In other words, the anti-abortionists, as I prefer to refer to them, are not the majority in the polls, but they somehow manage to win in certain elections. Saletan does not explain exactly how this can happen. But he correctly notes that it does happen.
Unfortunately, he fails to note that the anti-abortionists did not win in their efforts to defeat President Obama in 2012. So anti-abortionists win only in certain elections, not in all elections. So when anti-abortionists do not win in other elections in which they made an effort to win, why don't they also win in those other elections?

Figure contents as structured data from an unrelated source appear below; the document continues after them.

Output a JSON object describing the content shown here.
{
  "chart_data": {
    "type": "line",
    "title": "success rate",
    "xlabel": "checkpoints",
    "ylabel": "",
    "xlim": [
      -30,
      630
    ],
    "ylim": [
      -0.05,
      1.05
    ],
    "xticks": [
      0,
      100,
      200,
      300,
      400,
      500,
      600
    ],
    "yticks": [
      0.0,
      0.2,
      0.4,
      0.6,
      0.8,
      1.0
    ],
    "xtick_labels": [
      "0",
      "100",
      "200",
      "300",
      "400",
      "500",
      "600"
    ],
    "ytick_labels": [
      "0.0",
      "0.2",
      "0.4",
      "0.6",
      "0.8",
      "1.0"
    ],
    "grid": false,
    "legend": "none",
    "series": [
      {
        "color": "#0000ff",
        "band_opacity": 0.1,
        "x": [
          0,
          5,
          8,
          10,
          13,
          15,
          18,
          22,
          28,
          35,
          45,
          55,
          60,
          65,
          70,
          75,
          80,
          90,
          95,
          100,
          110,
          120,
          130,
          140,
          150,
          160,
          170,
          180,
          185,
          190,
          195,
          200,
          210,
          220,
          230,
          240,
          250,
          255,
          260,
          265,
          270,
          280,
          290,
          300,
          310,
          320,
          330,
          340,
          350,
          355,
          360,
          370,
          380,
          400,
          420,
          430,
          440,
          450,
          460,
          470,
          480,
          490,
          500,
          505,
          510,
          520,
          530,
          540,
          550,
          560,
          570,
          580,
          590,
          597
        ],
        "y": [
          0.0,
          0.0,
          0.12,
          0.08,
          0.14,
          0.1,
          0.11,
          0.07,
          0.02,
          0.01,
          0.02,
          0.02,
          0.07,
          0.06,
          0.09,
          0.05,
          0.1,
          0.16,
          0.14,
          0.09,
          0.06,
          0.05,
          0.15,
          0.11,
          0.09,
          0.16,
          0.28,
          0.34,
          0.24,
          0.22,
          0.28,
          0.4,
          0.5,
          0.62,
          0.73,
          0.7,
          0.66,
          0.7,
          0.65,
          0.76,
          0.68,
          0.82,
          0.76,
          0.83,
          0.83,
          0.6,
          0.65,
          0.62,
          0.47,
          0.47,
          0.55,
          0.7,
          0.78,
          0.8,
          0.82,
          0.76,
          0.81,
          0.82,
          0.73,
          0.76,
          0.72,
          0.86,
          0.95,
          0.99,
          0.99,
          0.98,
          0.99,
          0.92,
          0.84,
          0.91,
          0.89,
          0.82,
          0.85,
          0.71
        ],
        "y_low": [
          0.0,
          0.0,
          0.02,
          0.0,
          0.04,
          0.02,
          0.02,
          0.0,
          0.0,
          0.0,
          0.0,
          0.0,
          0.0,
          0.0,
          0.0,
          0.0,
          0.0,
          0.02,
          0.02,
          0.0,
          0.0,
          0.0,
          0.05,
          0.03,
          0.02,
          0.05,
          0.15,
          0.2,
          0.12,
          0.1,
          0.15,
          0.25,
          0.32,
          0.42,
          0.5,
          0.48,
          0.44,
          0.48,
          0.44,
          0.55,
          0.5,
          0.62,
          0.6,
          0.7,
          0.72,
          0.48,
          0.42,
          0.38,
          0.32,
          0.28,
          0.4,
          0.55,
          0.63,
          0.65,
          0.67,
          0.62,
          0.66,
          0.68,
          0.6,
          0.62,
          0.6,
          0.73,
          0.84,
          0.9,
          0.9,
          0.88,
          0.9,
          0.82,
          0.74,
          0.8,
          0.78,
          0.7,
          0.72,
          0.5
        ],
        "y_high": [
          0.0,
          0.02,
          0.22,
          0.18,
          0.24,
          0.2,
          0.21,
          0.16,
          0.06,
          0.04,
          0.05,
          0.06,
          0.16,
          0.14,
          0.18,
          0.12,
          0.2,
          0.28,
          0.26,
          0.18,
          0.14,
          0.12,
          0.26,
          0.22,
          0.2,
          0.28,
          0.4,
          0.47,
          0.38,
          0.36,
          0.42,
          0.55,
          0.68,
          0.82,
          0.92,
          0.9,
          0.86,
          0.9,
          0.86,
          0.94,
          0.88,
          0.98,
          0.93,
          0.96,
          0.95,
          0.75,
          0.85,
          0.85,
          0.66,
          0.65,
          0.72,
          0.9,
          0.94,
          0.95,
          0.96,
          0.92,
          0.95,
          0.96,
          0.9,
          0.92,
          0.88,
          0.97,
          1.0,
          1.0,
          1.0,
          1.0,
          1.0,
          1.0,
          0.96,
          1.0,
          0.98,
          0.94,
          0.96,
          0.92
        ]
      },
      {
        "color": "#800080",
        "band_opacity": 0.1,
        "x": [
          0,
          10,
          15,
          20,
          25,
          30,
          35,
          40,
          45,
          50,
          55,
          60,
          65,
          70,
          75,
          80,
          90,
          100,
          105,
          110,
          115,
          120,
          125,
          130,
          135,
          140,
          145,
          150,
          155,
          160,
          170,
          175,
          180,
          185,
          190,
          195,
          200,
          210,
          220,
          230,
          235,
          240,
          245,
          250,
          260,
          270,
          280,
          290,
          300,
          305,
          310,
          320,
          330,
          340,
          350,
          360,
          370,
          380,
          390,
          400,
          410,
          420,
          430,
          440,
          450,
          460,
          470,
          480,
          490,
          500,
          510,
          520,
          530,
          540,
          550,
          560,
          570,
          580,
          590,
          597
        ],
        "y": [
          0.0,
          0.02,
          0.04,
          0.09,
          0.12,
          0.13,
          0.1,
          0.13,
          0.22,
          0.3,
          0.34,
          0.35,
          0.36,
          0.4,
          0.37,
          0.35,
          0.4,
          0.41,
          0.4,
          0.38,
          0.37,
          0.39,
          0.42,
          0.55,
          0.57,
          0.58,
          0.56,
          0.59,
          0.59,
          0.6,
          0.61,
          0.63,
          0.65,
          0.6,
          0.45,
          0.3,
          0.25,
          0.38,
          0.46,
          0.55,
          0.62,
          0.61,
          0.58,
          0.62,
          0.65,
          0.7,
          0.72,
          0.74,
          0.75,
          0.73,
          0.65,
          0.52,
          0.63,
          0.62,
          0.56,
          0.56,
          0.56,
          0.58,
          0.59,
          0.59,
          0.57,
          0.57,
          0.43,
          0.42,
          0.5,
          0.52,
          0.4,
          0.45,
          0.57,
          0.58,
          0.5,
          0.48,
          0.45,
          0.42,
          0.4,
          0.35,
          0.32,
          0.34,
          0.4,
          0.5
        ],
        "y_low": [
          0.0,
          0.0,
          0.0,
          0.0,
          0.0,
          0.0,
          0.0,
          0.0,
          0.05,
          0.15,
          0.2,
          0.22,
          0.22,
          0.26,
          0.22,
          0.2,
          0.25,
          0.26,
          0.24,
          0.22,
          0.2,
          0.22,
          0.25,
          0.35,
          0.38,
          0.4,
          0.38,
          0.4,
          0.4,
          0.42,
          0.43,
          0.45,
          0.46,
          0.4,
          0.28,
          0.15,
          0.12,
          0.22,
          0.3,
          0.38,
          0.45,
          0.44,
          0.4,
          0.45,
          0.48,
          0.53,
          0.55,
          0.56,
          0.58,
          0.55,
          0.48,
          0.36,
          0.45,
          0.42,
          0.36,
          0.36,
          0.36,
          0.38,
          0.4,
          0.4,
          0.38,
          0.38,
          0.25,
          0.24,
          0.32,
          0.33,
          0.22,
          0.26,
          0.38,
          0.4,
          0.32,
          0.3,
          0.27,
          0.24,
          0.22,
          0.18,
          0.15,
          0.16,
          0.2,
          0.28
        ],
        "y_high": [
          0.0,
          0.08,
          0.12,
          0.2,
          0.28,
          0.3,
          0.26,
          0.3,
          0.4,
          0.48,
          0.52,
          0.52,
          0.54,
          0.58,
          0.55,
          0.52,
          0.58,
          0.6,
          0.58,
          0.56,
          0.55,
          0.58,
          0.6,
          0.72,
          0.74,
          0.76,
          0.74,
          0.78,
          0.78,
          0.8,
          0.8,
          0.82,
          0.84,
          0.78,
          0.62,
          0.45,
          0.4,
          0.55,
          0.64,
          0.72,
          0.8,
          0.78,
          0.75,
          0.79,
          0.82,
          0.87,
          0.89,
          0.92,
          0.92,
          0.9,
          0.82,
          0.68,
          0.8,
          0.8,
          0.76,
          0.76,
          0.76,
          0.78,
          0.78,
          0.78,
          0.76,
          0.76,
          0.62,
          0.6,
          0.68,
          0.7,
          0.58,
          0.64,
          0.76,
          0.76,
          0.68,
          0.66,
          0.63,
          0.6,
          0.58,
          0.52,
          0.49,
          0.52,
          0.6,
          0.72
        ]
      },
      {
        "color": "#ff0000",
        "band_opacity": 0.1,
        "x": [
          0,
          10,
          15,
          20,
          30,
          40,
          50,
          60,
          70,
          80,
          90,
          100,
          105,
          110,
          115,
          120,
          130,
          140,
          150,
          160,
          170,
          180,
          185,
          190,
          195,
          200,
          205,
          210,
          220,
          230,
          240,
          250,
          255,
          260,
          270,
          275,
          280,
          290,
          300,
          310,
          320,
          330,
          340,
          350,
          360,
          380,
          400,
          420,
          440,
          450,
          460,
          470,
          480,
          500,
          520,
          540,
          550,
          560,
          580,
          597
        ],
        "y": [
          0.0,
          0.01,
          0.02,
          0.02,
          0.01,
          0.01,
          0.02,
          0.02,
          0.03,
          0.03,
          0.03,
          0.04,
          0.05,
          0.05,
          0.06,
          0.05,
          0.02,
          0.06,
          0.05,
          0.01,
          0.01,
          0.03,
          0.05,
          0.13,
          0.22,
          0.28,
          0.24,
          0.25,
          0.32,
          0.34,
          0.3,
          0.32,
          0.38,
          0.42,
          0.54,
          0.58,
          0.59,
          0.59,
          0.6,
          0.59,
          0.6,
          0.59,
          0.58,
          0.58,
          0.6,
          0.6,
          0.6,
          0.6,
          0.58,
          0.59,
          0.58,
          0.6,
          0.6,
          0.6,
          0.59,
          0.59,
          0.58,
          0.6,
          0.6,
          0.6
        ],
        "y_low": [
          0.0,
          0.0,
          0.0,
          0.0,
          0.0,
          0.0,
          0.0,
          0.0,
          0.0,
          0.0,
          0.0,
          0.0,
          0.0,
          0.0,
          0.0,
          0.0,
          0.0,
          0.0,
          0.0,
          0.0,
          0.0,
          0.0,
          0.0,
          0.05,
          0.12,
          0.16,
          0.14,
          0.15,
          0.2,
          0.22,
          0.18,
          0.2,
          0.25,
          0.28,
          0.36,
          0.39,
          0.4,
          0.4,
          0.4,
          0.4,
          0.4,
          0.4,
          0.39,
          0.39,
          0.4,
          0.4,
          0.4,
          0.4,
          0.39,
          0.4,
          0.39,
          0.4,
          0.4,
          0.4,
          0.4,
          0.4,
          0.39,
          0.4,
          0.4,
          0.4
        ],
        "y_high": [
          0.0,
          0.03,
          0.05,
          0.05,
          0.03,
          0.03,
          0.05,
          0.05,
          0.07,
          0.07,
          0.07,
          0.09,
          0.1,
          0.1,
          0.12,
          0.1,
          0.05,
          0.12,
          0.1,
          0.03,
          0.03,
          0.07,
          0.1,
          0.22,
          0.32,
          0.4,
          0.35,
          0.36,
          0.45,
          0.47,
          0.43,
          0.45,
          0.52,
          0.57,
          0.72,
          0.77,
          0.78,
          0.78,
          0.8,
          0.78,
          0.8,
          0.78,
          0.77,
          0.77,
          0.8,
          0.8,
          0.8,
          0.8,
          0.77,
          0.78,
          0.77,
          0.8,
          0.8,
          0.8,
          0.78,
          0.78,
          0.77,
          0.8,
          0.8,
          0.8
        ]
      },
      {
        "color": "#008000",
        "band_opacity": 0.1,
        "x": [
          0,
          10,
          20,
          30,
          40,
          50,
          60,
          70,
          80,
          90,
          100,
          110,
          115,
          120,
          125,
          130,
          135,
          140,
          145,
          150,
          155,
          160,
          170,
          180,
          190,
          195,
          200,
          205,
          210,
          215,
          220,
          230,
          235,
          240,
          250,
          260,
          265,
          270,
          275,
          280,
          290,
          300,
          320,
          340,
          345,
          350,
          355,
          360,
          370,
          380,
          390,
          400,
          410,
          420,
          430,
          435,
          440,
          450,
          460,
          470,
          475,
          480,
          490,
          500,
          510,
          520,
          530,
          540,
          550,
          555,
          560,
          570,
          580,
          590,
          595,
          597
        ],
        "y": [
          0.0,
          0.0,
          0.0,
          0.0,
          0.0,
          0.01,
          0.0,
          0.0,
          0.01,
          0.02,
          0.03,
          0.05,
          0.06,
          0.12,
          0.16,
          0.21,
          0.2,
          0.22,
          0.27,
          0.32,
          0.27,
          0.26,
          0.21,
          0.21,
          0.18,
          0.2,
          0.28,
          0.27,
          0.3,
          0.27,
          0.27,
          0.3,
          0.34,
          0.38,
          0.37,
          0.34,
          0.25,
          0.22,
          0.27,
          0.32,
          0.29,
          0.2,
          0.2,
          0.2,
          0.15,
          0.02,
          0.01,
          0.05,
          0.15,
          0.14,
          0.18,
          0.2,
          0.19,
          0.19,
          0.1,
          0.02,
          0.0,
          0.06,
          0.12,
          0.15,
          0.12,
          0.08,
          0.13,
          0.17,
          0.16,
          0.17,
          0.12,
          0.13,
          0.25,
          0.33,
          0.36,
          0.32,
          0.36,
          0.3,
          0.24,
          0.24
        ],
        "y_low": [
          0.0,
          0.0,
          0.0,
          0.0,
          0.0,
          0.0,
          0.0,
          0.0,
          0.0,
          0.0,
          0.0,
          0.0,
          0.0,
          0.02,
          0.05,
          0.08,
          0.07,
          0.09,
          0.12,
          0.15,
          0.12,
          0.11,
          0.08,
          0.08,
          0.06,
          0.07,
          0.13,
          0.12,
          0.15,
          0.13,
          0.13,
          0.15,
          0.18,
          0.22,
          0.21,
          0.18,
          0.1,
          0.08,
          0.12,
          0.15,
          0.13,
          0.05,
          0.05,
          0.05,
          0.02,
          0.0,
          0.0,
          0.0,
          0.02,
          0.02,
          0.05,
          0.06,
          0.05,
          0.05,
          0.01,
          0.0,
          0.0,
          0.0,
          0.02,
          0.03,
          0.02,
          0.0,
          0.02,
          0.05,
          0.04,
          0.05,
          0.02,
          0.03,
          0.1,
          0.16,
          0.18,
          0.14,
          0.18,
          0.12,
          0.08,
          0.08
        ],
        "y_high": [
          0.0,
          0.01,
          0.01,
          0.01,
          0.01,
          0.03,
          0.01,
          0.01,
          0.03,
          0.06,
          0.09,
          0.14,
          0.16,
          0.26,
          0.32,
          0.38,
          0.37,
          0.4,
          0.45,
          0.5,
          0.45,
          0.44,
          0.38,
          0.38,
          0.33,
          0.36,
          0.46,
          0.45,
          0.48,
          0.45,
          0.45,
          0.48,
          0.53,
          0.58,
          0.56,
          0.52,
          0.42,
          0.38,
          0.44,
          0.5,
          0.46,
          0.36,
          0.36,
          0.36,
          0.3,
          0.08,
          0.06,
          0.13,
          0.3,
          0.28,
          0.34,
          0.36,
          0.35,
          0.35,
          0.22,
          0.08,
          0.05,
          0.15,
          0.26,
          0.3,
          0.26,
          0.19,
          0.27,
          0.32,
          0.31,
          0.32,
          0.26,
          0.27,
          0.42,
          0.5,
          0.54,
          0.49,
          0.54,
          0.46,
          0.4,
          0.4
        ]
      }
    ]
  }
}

Thomas B. Edsall's Article
As a result of Edsall's complicated analysis of voter patterns over the years, he attributes the recent increase in "the percentage of voters holding anti-black attitudes" to "the intensifying conservatism within the right wing of the Republican Party." His attribution here will probably surprise no one.
In other words, the efforts of outspoken people who hold anti-black attitudes to voice their attitudes has attracted like-minded people also to join and thereby intensify the conservatism of the right wing of the Republican Party.
It would seem to follow from Edsall's analysis here that we should also expect that that the voicing of anti-abortion views would attract like-minded people to join and thereby intensify the conservatism of the right wing of the Republican Party.
Therefore Edsall's subsequent analysis may surprise some people: "To win the White House again, it [the Republican Party] must assuage the social conscience of mainstream, moderate white voters among whom an ethos of tolerance has become normal."